How have all the factors above been brought together to estimate a fair value?
  • The assumed bearish price target for EQT is SEK294.75, which represents the lowest price target estimate amongst analysts. This valuation is based on what can be assumed as the expectations of EQT's future earnings growth, profit margins and other risk factors from analysts on the more bearish end of the spectrum.
  • However, there is a degree of disagreement amongst analysts, with the most bullish reporting a price target of SEK411.5, and the most bearish reporting a price target of just SEK294.75.
  • In order for you to agree with the bearish analysts, you'd need to believe that by 2028, revenues will be €3.7 billion, earnings will come to €1.7 billion, and it would be trading on a PE ratio of 21.5x, assuming you use a discount rate of 6.2%.
  • Given the current share price of SEK338.8, the bearish analyst price target of SEK294.75 is 14.9% lower. Despite analysts expecting the underlying buisness to improve, they seem to believe the market's expectations are too high.
  • We always encourage you to reach your own conclusions though. So sense check these analyst numbers against your own assumptions and expectations based on your understanding of the business and what you believe is probable.

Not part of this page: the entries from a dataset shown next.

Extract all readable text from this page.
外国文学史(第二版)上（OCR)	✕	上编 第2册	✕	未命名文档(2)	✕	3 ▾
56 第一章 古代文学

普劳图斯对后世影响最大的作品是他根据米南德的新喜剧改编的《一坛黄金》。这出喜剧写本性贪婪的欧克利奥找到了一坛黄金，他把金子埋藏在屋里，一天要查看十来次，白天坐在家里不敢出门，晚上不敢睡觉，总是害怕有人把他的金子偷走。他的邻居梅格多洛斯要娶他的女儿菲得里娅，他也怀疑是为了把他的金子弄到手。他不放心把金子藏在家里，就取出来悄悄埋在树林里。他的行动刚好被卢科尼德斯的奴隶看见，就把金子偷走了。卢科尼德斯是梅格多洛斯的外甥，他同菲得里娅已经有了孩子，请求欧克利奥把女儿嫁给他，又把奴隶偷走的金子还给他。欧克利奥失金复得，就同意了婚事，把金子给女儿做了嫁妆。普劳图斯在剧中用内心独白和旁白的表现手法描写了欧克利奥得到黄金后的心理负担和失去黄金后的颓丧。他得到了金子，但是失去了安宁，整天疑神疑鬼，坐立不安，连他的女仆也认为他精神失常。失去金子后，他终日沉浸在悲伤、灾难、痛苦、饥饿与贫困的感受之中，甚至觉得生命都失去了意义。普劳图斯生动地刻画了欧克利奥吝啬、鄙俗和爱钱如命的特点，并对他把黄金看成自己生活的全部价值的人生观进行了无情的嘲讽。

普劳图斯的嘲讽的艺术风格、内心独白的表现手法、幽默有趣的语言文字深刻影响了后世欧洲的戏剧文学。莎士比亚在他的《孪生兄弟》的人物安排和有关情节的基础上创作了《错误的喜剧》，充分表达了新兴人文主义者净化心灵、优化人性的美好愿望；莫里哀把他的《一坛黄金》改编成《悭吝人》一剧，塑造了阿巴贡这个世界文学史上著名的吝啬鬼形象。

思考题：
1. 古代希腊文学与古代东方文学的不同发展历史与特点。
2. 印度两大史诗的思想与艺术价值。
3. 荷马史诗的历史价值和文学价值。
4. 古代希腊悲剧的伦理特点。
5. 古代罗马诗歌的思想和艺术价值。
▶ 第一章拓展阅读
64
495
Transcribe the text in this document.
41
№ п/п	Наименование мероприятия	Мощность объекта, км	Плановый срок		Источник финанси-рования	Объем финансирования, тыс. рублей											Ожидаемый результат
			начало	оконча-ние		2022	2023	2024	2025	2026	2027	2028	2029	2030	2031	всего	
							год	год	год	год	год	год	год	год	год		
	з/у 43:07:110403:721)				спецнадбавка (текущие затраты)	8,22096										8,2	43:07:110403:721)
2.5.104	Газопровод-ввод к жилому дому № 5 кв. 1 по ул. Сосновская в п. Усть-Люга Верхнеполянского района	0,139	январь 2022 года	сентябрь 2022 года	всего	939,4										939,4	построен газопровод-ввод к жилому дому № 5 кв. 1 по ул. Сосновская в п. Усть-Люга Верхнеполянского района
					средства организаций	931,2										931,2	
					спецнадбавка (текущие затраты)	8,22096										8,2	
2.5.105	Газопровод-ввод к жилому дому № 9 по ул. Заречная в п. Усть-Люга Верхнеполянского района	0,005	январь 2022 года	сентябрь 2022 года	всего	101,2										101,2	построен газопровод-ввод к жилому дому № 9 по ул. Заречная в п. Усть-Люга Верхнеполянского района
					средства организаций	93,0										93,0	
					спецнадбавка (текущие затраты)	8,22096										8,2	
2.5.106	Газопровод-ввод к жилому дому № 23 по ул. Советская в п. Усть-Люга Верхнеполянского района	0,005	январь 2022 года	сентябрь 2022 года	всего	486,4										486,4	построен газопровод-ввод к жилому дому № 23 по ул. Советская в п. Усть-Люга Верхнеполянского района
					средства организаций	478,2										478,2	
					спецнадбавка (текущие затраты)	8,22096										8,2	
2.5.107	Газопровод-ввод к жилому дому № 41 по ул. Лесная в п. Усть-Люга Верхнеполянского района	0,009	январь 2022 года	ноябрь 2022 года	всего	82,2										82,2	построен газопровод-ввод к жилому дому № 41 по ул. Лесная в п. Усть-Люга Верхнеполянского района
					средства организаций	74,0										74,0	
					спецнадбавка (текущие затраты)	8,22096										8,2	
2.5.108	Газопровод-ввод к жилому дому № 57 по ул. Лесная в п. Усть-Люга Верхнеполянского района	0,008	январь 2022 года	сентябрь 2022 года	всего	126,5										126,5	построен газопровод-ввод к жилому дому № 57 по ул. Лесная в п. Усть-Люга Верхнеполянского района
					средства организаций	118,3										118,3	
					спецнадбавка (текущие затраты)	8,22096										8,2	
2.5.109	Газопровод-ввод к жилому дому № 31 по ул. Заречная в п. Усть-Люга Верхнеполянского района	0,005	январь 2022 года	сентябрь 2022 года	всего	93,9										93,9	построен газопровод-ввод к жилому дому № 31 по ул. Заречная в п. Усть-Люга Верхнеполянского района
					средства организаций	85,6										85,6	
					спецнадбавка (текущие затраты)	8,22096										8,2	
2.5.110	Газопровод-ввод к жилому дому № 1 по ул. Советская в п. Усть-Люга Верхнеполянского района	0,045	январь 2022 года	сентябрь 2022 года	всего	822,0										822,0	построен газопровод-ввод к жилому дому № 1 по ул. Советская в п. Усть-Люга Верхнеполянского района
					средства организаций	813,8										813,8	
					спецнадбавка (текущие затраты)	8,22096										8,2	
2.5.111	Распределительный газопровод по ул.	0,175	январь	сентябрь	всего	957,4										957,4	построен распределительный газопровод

How well do narratives help inform your perspective?

Disclaimer

AnalystLowTarget is a tool utilizing a Large Language Model (LLM) that ingests data on consensus price targets, forecasted revenue and earnings figures, as well as the transcripts of earnings calls to produce qualitative analysis. The narratives produced by AnalystLowTarget are general in nature and are based solely on analyst data and publicly-available material published by the respective companies. These scenarios are not indicative of the company's future performance and are exploratory in nature. Simply Wall St has no position in the company(s) mentioned. Simply Wall St may provide the securities issuer or related entities with website advertising services for a fee, on an arm's length basis. These relationships have no impact on the way we conduct our business, the content we host, or how our content is served to users. The price targets and estimates used are consensus data, and do not constitute a recommendation to buy or sell any stock, and they do not take account of your objectives, or your financial situation. Note that AnalystLowTarget's analysis may not factor in the latest price-sensitive company announcements or qualitative material.